Train set shape: (60046, 31)
Test set shape: (15012, 31)


Step 5: Split into Training and Testing Sets
To evaluate model performance fairly and avoid data leakage, we split our dataset into training and testing subsets:

Training Set: Used to train the machine learning model.

Testing Set: Used to evaluate the model’s performance on unseen data.

We use the train_test_split() function from sklearn.model_selection with the following configurations:

test_size=0.2: 20% of the data is reserved for testing.

random_state=42: Ensures reproducibility of the split.

stratify=y: Maintains the original class distribution (important for imbalanced data like CTR).

This ensures the model is trained on a representative subset of the data and evaluated on an equally balanced holdout set.

In [33]:
# Use raw string (prefix with 'r') to avoid issues with backslashes
## Save datasets in the processed data folder
X_train.to_csv(r"C:\Users\vidus\Projects\Springboard\CapstoneTwo_CTRprediction\data\processed\X_train.csv", index=False)
X_test.to_csv(r"C:\Users\vidus\Projects\Springboard\CapstoneTwo_CTRprediction\data\processed\X_test.csv", index=False)
y_train.to_csv(r"C:\Users\vidus\Projects\Springboard\CapstoneTwo_CTRprediction\data\processed\y_train.csv", index=False)
y_test.to_csv(r"C:\Users\vidus\Projects\Springboard\CapstoneTwo_CTRprediction\data\processed\y_test.csv", index=False)


Save Processed Datasets
We save the train and test sets as .csv files for reuse in the modeling phase:

X_train.csv, X_test.csv

y_train.csv, y_test.csv

Next Step: 
Use the preprocessed datasets to train and evaluate machine learning models during the modeling phase of the capstone.
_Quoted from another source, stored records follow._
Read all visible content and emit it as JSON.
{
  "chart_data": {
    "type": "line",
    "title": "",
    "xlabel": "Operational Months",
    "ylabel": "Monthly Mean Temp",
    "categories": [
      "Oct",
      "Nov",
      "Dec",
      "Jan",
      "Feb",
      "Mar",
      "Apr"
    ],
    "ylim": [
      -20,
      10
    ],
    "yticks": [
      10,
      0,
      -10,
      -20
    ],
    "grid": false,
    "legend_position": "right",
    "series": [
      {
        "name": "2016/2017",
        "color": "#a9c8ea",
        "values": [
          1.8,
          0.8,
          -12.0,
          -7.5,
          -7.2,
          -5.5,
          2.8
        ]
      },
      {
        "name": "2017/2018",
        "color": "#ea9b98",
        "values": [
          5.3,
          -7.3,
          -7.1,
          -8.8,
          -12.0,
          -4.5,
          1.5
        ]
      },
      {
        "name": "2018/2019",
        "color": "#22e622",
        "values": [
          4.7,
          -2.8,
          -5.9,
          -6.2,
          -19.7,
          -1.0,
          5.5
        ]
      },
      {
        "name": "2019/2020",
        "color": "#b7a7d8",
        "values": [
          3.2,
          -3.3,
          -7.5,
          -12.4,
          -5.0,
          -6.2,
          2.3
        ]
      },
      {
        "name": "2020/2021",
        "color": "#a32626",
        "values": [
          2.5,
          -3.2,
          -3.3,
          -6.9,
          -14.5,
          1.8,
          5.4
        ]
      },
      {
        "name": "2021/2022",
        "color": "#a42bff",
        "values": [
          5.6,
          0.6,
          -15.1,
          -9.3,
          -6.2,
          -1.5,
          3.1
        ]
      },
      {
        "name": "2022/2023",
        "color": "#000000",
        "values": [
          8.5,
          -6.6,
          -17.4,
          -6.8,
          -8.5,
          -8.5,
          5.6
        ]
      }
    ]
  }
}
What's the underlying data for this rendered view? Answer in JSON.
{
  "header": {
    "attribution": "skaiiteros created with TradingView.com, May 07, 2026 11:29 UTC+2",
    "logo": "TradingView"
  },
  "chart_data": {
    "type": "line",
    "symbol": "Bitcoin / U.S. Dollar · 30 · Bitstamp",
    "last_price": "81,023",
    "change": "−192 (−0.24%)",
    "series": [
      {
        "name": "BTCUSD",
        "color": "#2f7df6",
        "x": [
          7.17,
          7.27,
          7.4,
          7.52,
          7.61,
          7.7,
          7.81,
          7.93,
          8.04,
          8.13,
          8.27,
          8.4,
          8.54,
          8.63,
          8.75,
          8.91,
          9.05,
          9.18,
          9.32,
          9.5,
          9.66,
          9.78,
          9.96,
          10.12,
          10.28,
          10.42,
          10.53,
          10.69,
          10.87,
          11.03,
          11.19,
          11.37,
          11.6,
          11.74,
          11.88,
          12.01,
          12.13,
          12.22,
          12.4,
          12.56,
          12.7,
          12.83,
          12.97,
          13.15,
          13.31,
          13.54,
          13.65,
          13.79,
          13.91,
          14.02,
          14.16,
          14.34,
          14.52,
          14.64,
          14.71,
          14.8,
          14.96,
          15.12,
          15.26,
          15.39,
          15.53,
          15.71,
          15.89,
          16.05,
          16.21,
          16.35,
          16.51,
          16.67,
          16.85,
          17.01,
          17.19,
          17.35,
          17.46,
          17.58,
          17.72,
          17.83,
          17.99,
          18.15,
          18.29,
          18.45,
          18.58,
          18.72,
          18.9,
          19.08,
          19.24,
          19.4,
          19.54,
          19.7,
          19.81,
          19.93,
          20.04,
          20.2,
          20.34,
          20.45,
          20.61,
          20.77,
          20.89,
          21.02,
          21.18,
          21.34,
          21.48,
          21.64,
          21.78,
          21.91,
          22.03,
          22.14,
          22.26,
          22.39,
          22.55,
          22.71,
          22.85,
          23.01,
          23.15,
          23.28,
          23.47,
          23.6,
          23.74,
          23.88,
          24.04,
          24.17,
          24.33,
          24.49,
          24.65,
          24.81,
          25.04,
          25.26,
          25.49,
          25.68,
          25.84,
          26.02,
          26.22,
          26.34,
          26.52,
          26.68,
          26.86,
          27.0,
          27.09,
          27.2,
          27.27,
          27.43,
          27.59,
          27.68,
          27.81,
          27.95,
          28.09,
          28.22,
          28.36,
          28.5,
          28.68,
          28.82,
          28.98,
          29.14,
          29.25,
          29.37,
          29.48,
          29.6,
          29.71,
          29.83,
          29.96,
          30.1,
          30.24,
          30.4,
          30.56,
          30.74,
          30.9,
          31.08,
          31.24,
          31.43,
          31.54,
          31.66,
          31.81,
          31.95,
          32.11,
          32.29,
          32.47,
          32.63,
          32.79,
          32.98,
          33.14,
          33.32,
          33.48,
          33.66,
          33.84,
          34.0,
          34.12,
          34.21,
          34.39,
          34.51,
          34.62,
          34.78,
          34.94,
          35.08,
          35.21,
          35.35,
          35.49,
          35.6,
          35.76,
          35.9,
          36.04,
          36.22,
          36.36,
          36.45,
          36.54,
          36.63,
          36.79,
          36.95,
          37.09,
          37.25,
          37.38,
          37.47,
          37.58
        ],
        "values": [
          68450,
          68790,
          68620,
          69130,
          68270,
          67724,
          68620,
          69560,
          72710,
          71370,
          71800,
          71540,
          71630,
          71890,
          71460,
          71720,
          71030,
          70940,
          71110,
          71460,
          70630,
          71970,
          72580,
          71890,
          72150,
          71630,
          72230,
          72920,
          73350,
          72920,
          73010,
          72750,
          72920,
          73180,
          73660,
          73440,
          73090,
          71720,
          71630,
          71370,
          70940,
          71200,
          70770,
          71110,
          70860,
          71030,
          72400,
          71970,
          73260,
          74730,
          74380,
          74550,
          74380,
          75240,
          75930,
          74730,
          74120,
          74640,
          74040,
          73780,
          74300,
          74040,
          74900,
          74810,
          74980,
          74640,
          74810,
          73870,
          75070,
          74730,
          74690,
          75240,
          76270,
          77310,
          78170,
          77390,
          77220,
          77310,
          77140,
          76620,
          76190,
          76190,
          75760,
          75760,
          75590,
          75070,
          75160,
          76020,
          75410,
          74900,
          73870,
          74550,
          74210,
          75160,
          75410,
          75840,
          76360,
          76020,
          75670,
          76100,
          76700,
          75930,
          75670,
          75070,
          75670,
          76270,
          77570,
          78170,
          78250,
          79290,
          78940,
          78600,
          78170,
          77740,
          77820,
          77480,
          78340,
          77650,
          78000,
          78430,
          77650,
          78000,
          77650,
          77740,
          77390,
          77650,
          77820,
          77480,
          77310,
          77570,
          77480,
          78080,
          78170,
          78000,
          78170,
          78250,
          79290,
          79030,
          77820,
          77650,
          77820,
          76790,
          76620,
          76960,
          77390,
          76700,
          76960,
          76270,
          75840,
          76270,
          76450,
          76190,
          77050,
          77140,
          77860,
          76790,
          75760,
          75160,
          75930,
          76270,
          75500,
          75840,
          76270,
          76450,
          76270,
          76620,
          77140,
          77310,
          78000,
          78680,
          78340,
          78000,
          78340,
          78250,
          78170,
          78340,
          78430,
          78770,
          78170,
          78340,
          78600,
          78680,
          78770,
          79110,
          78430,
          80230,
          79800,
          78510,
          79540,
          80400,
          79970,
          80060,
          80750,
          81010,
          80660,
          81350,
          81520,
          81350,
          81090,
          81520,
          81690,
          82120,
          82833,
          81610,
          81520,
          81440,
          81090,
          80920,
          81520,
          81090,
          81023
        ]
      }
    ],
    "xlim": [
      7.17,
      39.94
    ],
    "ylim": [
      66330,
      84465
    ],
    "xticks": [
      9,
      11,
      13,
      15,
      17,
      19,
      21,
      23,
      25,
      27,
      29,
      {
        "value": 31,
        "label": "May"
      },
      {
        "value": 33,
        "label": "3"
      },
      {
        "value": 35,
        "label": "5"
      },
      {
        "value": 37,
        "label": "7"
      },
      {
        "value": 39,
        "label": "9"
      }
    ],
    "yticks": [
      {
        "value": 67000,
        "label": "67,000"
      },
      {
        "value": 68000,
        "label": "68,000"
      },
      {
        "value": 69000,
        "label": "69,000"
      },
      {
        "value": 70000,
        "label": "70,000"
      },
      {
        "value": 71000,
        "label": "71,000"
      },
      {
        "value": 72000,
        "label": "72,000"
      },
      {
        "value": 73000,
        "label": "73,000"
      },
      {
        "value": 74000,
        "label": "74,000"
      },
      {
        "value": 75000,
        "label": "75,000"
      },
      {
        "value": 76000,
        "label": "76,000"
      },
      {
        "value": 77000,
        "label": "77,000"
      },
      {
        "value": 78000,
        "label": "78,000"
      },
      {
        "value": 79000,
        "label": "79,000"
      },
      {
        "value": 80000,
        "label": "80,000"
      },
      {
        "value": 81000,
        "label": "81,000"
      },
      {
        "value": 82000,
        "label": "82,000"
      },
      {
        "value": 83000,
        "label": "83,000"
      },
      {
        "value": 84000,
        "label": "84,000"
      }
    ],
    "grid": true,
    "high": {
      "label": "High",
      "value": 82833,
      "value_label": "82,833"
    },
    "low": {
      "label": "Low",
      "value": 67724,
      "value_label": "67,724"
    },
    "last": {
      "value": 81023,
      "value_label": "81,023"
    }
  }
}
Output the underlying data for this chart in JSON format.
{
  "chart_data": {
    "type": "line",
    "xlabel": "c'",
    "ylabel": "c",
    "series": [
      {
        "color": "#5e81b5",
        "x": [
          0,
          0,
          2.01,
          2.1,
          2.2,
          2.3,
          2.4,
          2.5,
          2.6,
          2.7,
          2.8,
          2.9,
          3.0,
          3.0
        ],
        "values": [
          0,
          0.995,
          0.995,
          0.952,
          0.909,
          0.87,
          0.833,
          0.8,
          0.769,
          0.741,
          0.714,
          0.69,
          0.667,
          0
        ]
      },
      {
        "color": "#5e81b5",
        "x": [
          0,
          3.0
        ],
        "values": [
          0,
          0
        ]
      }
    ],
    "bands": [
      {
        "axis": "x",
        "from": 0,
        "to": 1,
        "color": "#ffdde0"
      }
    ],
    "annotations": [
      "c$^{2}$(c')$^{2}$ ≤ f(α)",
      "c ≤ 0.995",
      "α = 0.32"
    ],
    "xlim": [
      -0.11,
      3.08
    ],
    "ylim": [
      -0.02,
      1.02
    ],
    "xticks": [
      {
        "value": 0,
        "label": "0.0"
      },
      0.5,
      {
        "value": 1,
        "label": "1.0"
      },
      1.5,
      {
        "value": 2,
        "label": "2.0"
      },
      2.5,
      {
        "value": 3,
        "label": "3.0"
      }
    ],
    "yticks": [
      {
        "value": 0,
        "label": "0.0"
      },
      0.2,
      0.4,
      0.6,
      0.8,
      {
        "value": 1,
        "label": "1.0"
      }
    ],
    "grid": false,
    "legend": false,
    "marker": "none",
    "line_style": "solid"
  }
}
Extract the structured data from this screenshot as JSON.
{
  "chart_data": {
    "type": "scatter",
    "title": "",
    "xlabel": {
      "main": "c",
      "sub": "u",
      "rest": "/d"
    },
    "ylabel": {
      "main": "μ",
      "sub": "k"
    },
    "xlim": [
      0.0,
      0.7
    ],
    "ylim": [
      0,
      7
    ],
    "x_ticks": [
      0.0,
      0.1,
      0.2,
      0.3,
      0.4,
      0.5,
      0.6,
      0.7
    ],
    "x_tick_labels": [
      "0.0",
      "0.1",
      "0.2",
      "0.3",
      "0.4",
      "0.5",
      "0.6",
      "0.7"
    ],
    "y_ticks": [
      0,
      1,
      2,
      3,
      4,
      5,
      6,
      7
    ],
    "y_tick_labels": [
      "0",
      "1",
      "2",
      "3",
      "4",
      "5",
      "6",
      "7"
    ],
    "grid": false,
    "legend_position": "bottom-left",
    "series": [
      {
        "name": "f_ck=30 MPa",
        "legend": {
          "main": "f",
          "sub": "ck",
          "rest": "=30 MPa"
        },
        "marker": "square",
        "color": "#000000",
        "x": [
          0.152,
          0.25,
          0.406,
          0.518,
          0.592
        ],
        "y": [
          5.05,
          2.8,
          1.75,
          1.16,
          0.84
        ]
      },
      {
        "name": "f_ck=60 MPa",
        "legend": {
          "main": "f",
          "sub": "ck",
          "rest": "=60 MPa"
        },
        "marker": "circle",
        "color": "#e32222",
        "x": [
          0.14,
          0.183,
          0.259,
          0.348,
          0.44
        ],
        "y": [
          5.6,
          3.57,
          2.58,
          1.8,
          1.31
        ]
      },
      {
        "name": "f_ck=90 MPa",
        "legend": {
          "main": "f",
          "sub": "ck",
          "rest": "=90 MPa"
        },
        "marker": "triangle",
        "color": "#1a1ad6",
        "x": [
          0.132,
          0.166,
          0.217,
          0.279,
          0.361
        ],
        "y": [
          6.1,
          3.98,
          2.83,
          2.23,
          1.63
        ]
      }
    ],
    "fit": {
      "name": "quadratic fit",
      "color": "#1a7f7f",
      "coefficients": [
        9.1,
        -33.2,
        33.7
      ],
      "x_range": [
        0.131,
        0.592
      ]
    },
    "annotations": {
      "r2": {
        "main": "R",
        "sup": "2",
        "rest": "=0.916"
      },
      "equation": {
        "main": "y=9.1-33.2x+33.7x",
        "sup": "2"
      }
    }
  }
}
### Feature Type Justification

We identified categorical and continuous features through data types and domain understanding.  
- **Categorical Features**: `'banner_pos'`, `'device_type'`, and `'device_conn_type'` have a small number of unique values and are encoded using one-hot encoding.  
- **High Cardinality Categorical**: `'site_id'`, `'app_id'`, and `'device_model'` have a large number of unique categories, so we applied target encoding to avoid high dimensionality.  
- **Continuous Features**: `'C14'` to `'C21'` are treated as numeric based on their value distribution and usage in previous CTR prediction literature.  
We applied StandardScaler only on these numeric features to standardize their magnitude, which is important for many machine learning algorithms.


Conclusion:

In this notebook, I successfully completed the Pre-processing and Training Data Development phase for the Click-Through Rate (CTR) prediction project. Key steps included:

Dummy Encoding: Applied one-hot encoding to low-cardinality categorical features (banner_pos, device_type, device_conn_type) to prepare them for modeling.

Target Encoding: Handled high-cardinality categorical features (site_id, app_id, device_model) using target encoding, which reduces dimensionality while preserving meaningful patterns with respect to the target variable click.

Standardization: Scaled continuous numeric features (C14 to C21) using StandardScaler to ensure features contribute equally to model learning.

Train-Test Split: Split the dataset into training and testing subsets using an 80/20 ratio while maintaining the target distribution (stratify=y) to ensure fair model evaluation.

Data Export: Saved the final training and testing datasets as CSV files for use in the next modeling step.

With these preprocessing steps complete, now have a clean and standardized dataset ready for building and evaluating predictive machine learning models.